Wij verwachten de verlossing. Je kunt God niet de schuld geven van de verschrikkelijke rampen. (Zoals in de tweede wereld oorlog Nederland bezet was, kon je de toenmalige Nederlandse regering die in Canada en in Londen verbleef, niet de schuld geven van wat hier gebeurde.)

 

Het geweld neemt toe momenteel, ook in ons land. En het zal alleen maar erger worden zo leert de bijbel.

 

Matt 24: 37 t/m 39 Want zoals het was in de dagen van Noach, zo zal de komst van de Zoon des mensen zijn. Want zoals zij in die dagen voor de zondvloed waren, etende en drinkende, huwende en ten huwelijk gevende, tot op de dag, waarop Noach in de ark ging, en zij niets bemerkten, eer de zondvloed kwam, zo zal ook de komst van de Zoon des mensen zijn.'

 

Het was als volgt in de tijd van Noach:

Gen 6: 11, 12 (ten tijde van Noach) De aarde nu was verdorven voor Gods aangezicht, en de aarde was vol geweldenarij. En God zag de aarde aan, en zie, zij was verdorven, want al wat leeft had zijn weg op de aarde verdorven.'

 

1 Tim 6: 15, 16  (vs 14 …dat gij dit gebod onbevlekt en onberispelijk handhaaft tot de verschijning van onze Here Jezus Christus, ) welke te zijner tijd de zalige en enige Heerser zal doen aanschouwen, de Koning der koningen en de Here der Heren, die alleen onsterfelijkheid heeft en een ontoegankelijk licht bewoont, die geen der mensen gezien heeft of zien kan. Hem zij eer en eeuwige kracht! Amen.'

Straks, kunnen we door de Here Jezus wel in dit licht komen. Maar vlees en bloed kunnen dat niet. Daarom weten we dat wij, als de Here Jezus terug komt, Hem niet alleen maar kunnen zien, maar… we zullen ook aan Hem gelijk worden!

 

We lezen in Openb 22: 17a  En de Geest en de bruid zeggen: Kom! (De bruid staat symbool voor de Gemeente.)

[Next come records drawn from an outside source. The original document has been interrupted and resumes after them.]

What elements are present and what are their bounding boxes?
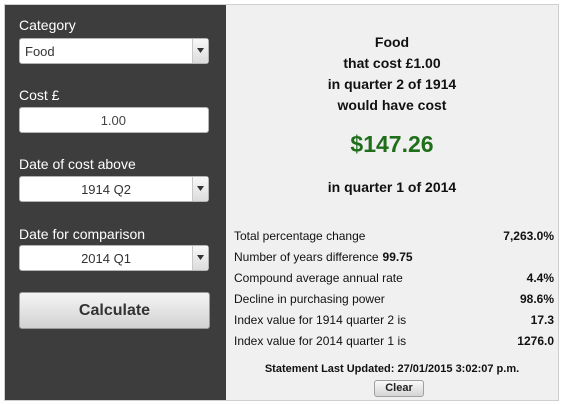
date-cost-value: 1914 Q2 [81,182,131,197]
statistics-table: Total percentage change 7,263.0% Number … [234,227,554,353]
chevron-down-icon[interactable] [192,177,208,201]
stat-row: Decline in purchasing power 98.6% [234,290,554,311]
result-category: Food [374,34,410,50]
stat-row: Number of years difference 99.75 [234,248,554,269]
stat-label: Index value for 2014 quarter 1 is [234,334,407,348]
category-label: Category [19,17,76,33]
stat-row: Total percentage change 7,263.0% [234,227,554,248]
stat-value: 17.3 [530,313,554,327]
result-would-line: would have cost [337,97,447,113]
date-compare-value: 2014 Q1 [81,251,131,266]
result-date-line: in quarter 2 of 1914 [327,76,457,92]
result-comparison-date: in quarter 1 of 2014 [327,179,457,195]
cost-input[interactable]: 1.00 [19,107,209,133]
date-cost-select[interactable]: 1914 Q2 [19,176,209,202]
stat-value: 4.4% [526,271,554,285]
last-updated-text: Statement Last Updated: 27/01/2015 3:02:… [264,363,520,375]
result-panel: Food that cost £1.00 in quarter 2 of 191… [226,5,558,400]
chevron-down-icon[interactable] [192,39,208,63]
stat-value: 98.6% [519,292,554,306]
category-value: Food [25,44,55,59]
result-statement: Food that cost £1.00 in quarter 2 of 191… [226,32,558,116]
cost-label: Cost £ [19,87,60,103]
stat-row: Index value for 2014 quarter 1 is 1276.0 [234,332,554,353]
stat-label: Decline in purchasing power [234,292,385,306]
stat-row: Index value for 1914 quarter 2 is 17.3 [234,311,554,332]
result-amount: $147.26 [350,131,434,157]
stat-value: 7,263.0% [503,229,554,243]
inflation-calculator: Category Food Cost £ 1.00 Date of cost a… [4,4,559,401]
date-cost-label: Date of cost above [19,156,136,172]
stat-label: Index value for 1914 quarter 2 is [234,313,407,327]
clear-button[interactable]: Clear [374,380,424,397]
calculate-button[interactable]: Calculate [19,292,210,329]
stat-label-text: Number of years difference [234,250,379,264]
stat-value: 99.75 [382,250,413,264]
result-cost-line: that cost £1.00 [343,55,441,71]
input-panel: Category Food Cost £ 1.00 Date of cost a… [5,5,226,400]
category-select[interactable]: Food [19,38,209,64]
stat-label: Total percentage change [234,229,366,243]
chevron-down-icon[interactable] [192,246,208,270]
stat-label: Compound average annual rate [234,271,403,285]
stat-row: Compound average annual rate 4.4% [234,269,554,290]
stat-label: Number of years difference 99.75 [234,250,413,264]
date-compare-select[interactable]: 2014 Q1 [19,245,209,271]
date-compare-label: Date for comparison [19,226,146,242]
stat-value: 1276.0 [517,334,554,348]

Alleen als je er klaar voor bent zeg je: “kom”, als je er niet klaar voor bent, hoop je dat het nog niet komt.

 

Openb 22: 17b En wie het hoort zegge: Kom! En wie dorst heeft, kome en wie wil neme het water des levens om niet.'

Wat heerlijk zal het zijn als tijdens het komende vrederijk, de Here Jezus op aarde komt en alle tranen zal afwissen, daar moeten we allemaal naar uitzien, zeker de gelovigen.

 

Kolos 3 : 4 Wanneer Christus verschijnt, die ons leven is, zult ook gij met Hem verschijnen in heerlijkheid.'

In deze tekst staat al een onvoorstelbare toekomstbelofte. Maar daarover zullen we het in volgende hoofdstukken gaan hebben. God roept ons op, om zo deel te krijgen aan wat Hij voor ons in de toekomst heeft weggelegd.